La frattura nella maggioranza: nasce il gruppo FdI
A rendere il quadro ancora più complesso è la spaccatura interna al fronte che sosteneva il sindaco. Il consigliere Alessandro Pagoto ha lasciato il ruolo di capogruppo della lista “Stabile Sindaco Valderice” e, insieme alla consigliera Maria Solina, ha dato vita al nuovo gruppo consiliare “Fratelli d’Italia Valderice”. Nella comunicazione ufficiale si parla di mancato coinvolgimento nelle scelte sulla Giunta e di una rimodulazione che non avrebbe rispettato gli equilibri politici del centrodestra. Una posizione rilanciata anche a livello regionale dal deputato di FdI Giuseppe Bica, che ha preso le distanze dall’operato del sindaco, parlando di metodo non condiviso e di impegni disattesi. Non è solo un passaggio tecnico: è un segnale politico chiaro. La maggioranza civica che aveva caratterizzato l’esperienza Stabile mostra ora crepe evidenti, mentre le appartenenze partitiche tornano centrali.
La replica del sindaco: “Scelte su competenze, non su logiche di parte”
Stabile respinge al mittente ogni accusa. Rivendica la legittimità piena del proprio ruolo politico, oltre che amministrativo, e definisce “strumentali” le critiche. Sostiene di non aver disatteso alcun patto con Fratelli d’Italia, ribadendo l’assenza di un accordo elettorale e programmatico con quel partito. Il rimpasto, nella sua lettura, serve ad “accelerare sui progetti” e a rendere più efficace la seconda parte del mandato. “Rispondiamo con i fatti, non con le parole”, è la linea. La porta del confronto, assicura, resta aperta, ma senza condizionamenti né “rivendicazioni di poltrone”.

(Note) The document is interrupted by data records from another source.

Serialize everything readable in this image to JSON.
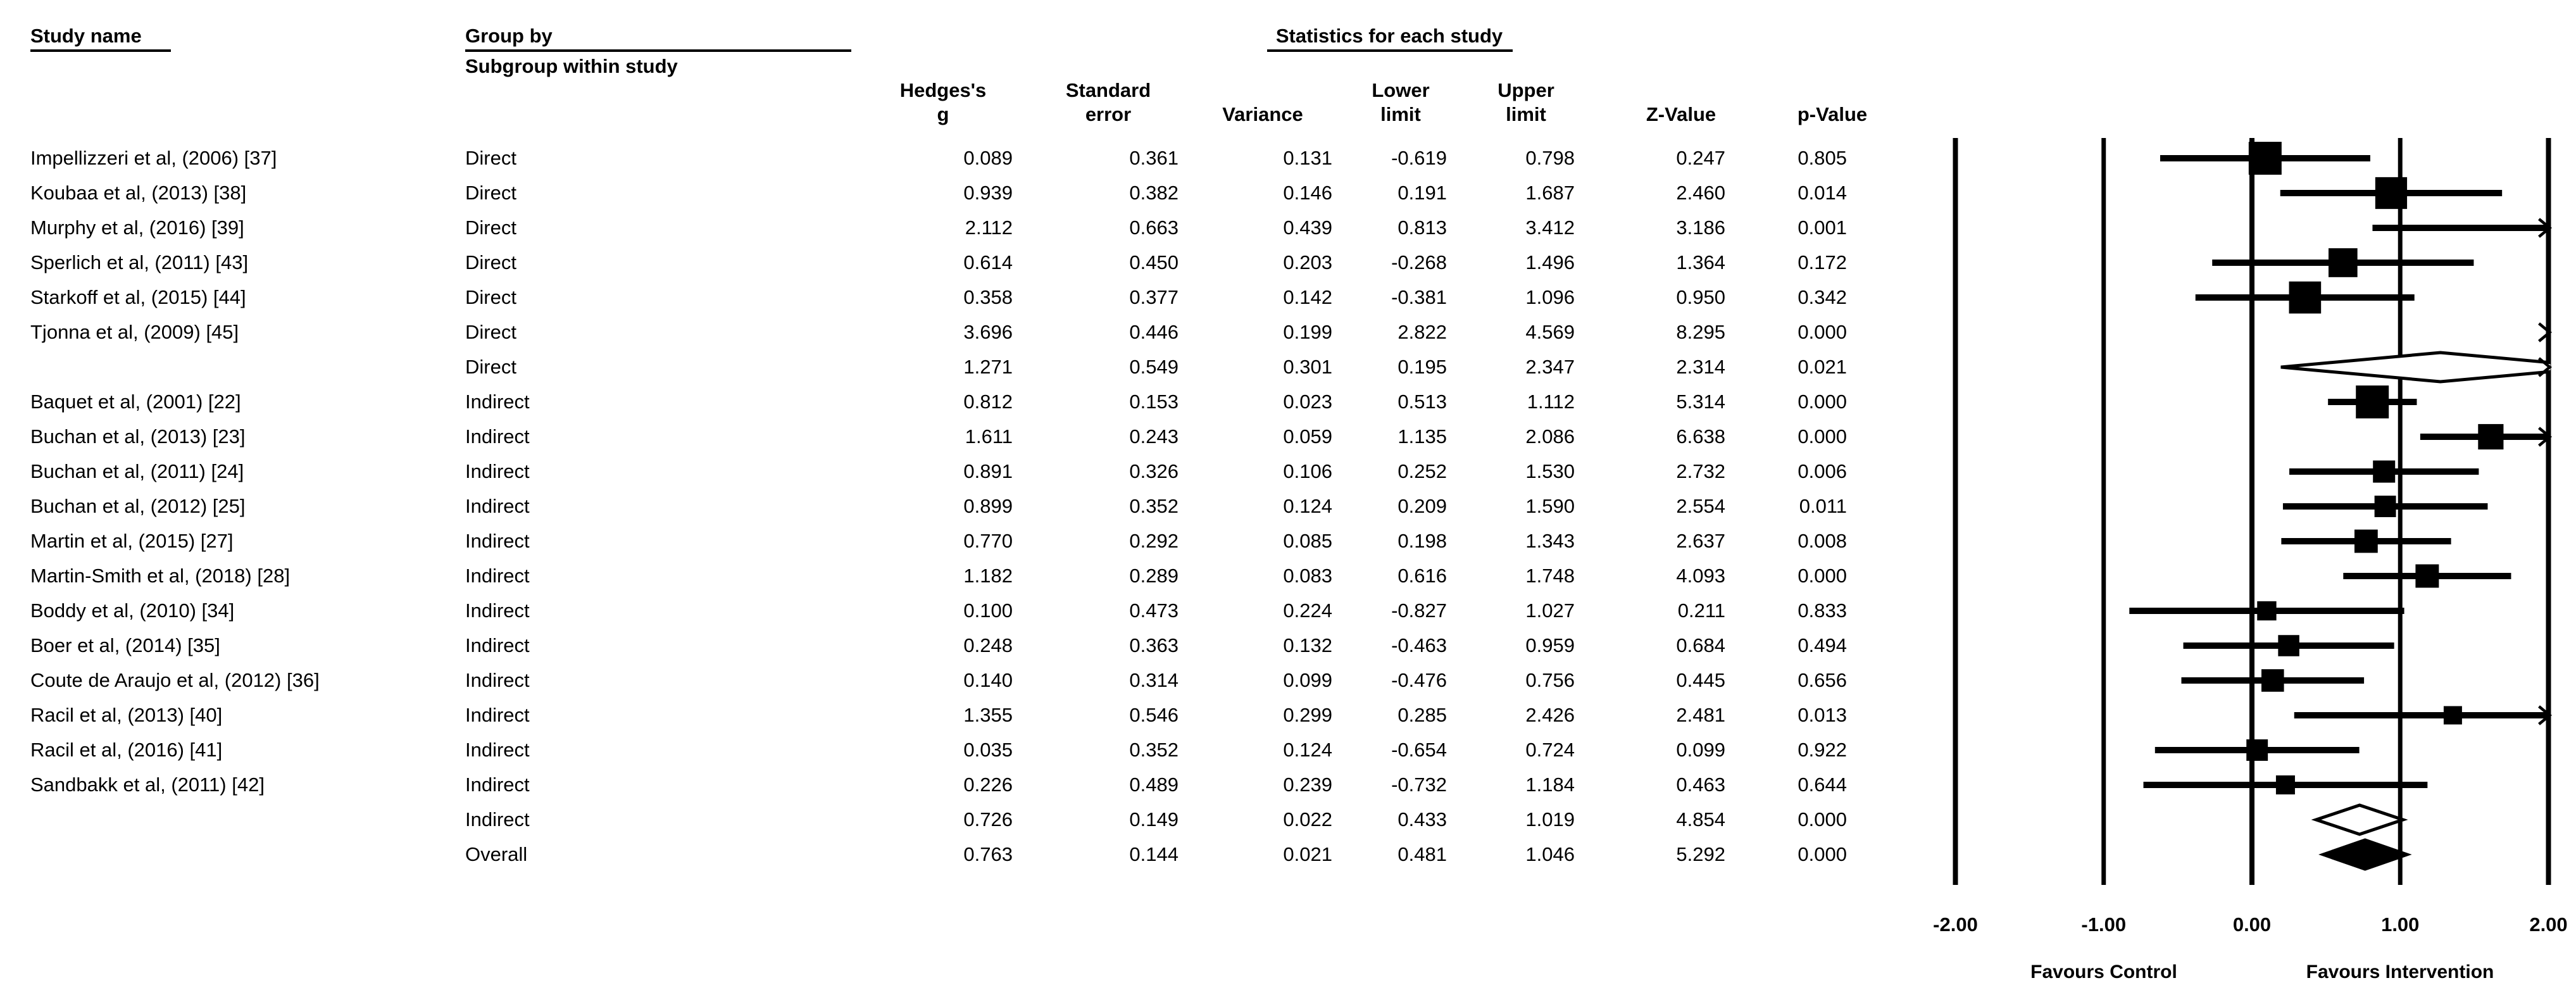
{
  "page": {
    "background": "#ffffff",
    "text_color": "#000000"
  },
  "header": {
    "study_name_label": "Study name",
    "group_by_label": "Group by",
    "group_by_value": "Subgroup within study",
    "statistics_label": "Statistics for each study",
    "stat_columns": [
      {
        "line1": "Hedges's",
        "line2": "g"
      },
      {
        "line1": "Standard",
        "line2": "error"
      },
      {
        "line1": "",
        "line2": "Variance"
      },
      {
        "line1": "Lower",
        "line2": "limit"
      },
      {
        "line1": "Upper",
        "line2": "limit"
      },
      {
        "line1": "",
        "line2": "Z-Value"
      },
      {
        "line1": "",
        "line2": "p-Value"
      }
    ]
  },
  "chart_data": {
    "type": "forest",
    "effect_measure": "Hedges's g",
    "xlim": [
      -2,
      2
    ],
    "x_ticks": [
      -2,
      -1,
      0,
      1,
      2
    ],
    "x_tick_labels": [
      "-2.00",
      "-1.00",
      "0.00",
      "1.00",
      "2.00"
    ],
    "footer_left": "Favours Control",
    "footer_right": "Favours Intervention",
    "marker_color": "#000000",
    "rows": [
      {
        "study": "Impellizzeri et al, (2006) [37]",
        "subgroup": "Direct",
        "g": 0.089,
        "se": 0.361,
        "variance": 0.131,
        "lower": -0.619,
        "upper": 0.798,
        "z": 0.247,
        "p": 0.805,
        "kind": "study"
      },
      {
        "study": "Koubaa et al, (2013) [38]",
        "subgroup": "Direct",
        "g": 0.939,
        "se": 0.382,
        "variance": 0.146,
        "lower": 0.191,
        "upper": 1.687,
        "z": 2.46,
        "p": 0.014,
        "kind": "study"
      },
      {
        "study": "Murphy et al, (2016) [39]",
        "subgroup": "Direct",
        "g": 2.112,
        "se": 0.663,
        "variance": 0.439,
        "lower": 0.813,
        "upper": 3.412,
        "z": 3.186,
        "p": 0.001,
        "kind": "study"
      },
      {
        "study": "Sperlich et al, (2011) [43]",
        "subgroup": "Direct",
        "g": 0.614,
        "se": 0.45,
        "variance": 0.203,
        "lower": -0.268,
        "upper": 1.496,
        "z": 1.364,
        "p": 0.172,
        "kind": "study"
      },
      {
        "study": "Starkoff et al, (2015) [44]",
        "subgroup": "Direct",
        "g": 0.358,
        "se": 0.377,
        "variance": 0.142,
        "lower": -0.381,
        "upper": 1.096,
        "z": 0.95,
        "p": 0.342,
        "kind": "study"
      },
      {
        "study": "Tjonna et al, (2009) [45]",
        "subgroup": "Direct",
        "g": 3.696,
        "se": 0.446,
        "variance": 0.199,
        "lower": 2.822,
        "upper": 4.569,
        "z": 8.295,
        "p": 0.0,
        "kind": "study"
      },
      {
        "study": "",
        "subgroup": "Direct",
        "g": 1.271,
        "se": 0.549,
        "variance": 0.301,
        "lower": 0.195,
        "upper": 2.347,
        "z": 2.314,
        "p": 0.021,
        "kind": "subtotal"
      },
      {
        "study": "Baquet et al, (2001) [22]",
        "subgroup": "Indirect",
        "g": 0.812,
        "se": 0.153,
        "variance": 0.023,
        "lower": 0.513,
        "upper": 1.112,
        "z": 5.314,
        "p": 0.0,
        "kind": "study"
      },
      {
        "study": "Buchan et al, (2013) [23]",
        "subgroup": "Indirect",
        "g": 1.611,
        "se": 0.243,
        "variance": 0.059,
        "lower": 1.135,
        "upper": 2.086,
        "z": 6.638,
        "p": 0.0,
        "kind": "study"
      },
      {
        "study": "Buchan et al, (2011) [24]",
        "subgroup": "Indirect",
        "g": 0.891,
        "se": 0.326,
        "variance": 0.106,
        "lower": 0.252,
        "upper": 1.53,
        "z": 2.732,
        "p": 0.006,
        "kind": "study"
      },
      {
        "study": "Buchan et al, (2012) [25]",
        "subgroup": "Indirect",
        "g": 0.899,
        "se": 0.352,
        "variance": 0.124,
        "lower": 0.209,
        "upper": 1.59,
        "z": 2.554,
        "p": 0.011,
        "kind": "study"
      },
      {
        "study": "Martin et al, (2015) [27]",
        "subgroup": "Indirect",
        "g": 0.77,
        "se": 0.292,
        "variance": 0.085,
        "lower": 0.198,
        "upper": 1.343,
        "z": 2.637,
        "p": 0.008,
        "kind": "study"
      },
      {
        "study": "Martin-Smith et al, (2018) [28]",
        "subgroup": "Indirect",
        "g": 1.182,
        "se": 0.289,
        "variance": 0.083,
        "lower": 0.616,
        "upper": 1.748,
        "z": 4.093,
        "p": 0.0,
        "kind": "study"
      },
      {
        "study": "Boddy et al, (2010) [34]",
        "subgroup": "Indirect",
        "g": 0.1,
        "se": 0.473,
        "variance": 0.224,
        "lower": -0.827,
        "upper": 1.027,
        "z": 0.211,
        "p": 0.833,
        "kind": "study"
      },
      {
        "study": "Boer et al, (2014) [35]",
        "subgroup": "Indirect",
        "g": 0.248,
        "se": 0.363,
        "variance": 0.132,
        "lower": -0.463,
        "upper": 0.959,
        "z": 0.684,
        "p": 0.494,
        "kind": "study"
      },
      {
        "study": "Coute de Araujo et al, (2012) [36]",
        "subgroup": "Indirect",
        "g": 0.14,
        "se": 0.314,
        "variance": 0.099,
        "lower": -0.476,
        "upper": 0.756,
        "z": 0.445,
        "p": 0.656,
        "kind": "study"
      },
      {
        "study": "Racil et al, (2013) [40]",
        "subgroup": "Indirect",
        "g": 1.355,
        "se": 0.546,
        "variance": 0.299,
        "lower": 0.285,
        "upper": 2.426,
        "z": 2.481,
        "p": 0.013,
        "kind": "study"
      },
      {
        "study": "Racil et al, (2016) [41]",
        "subgroup": "Indirect",
        "g": 0.035,
        "se": 0.352,
        "variance": 0.124,
        "lower": -0.654,
        "upper": 0.724,
        "z": 0.099,
        "p": 0.922,
        "kind": "study"
      },
      {
        "study": "Sandbakk et al, (2011) [42]",
        "subgroup": "Indirect",
        "g": 0.226,
        "se": 0.489,
        "variance": 0.239,
        "lower": -0.732,
        "upper": 1.184,
        "z": 0.463,
        "p": 0.644,
        "kind": "study"
      },
      {
        "study": "",
        "subgroup": "Indirect",
        "g": 0.726,
        "se": 0.149,
        "variance": 0.022,
        "lower": 0.433,
        "upper": 1.019,
        "z": 4.854,
        "p": 0.0,
        "kind": "subtotal"
      },
      {
        "study": "",
        "subgroup": "Overall",
        "g": 0.763,
        "se": 0.144,
        "variance": 0.021,
        "lower": 0.481,
        "upper": 1.046,
        "z": 5.292,
        "p": 0.0,
        "kind": "overall"
      }
    ]
  }
}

Valderice come laboratorio politico
Al di là delle versioni contrapposte, un dato emerge con chiarezza: Valderice è già entrata in una fase pienamente politica, dove ogni scelta amministrativa viene letta anche in chiave di posizionamento futuro. Il rimpasto, anziché chiudere una fase, sembra averne aperta un’altra, più aspra e meno tecnica. Con le Regionali del 2027 sullo sfondo, il Comune diventa un piccolo ma significativo laboratorio di equilibri, rotture e ricomposizioni nel centrodestra e nel campo dell’opposizione. E mentre il sindaco parla di progetti e visione, l’opposizione insiste: il vero cantiere, a Valderice, non è solo quello delle opere pubbliche, ma quello delle candidature che verranno.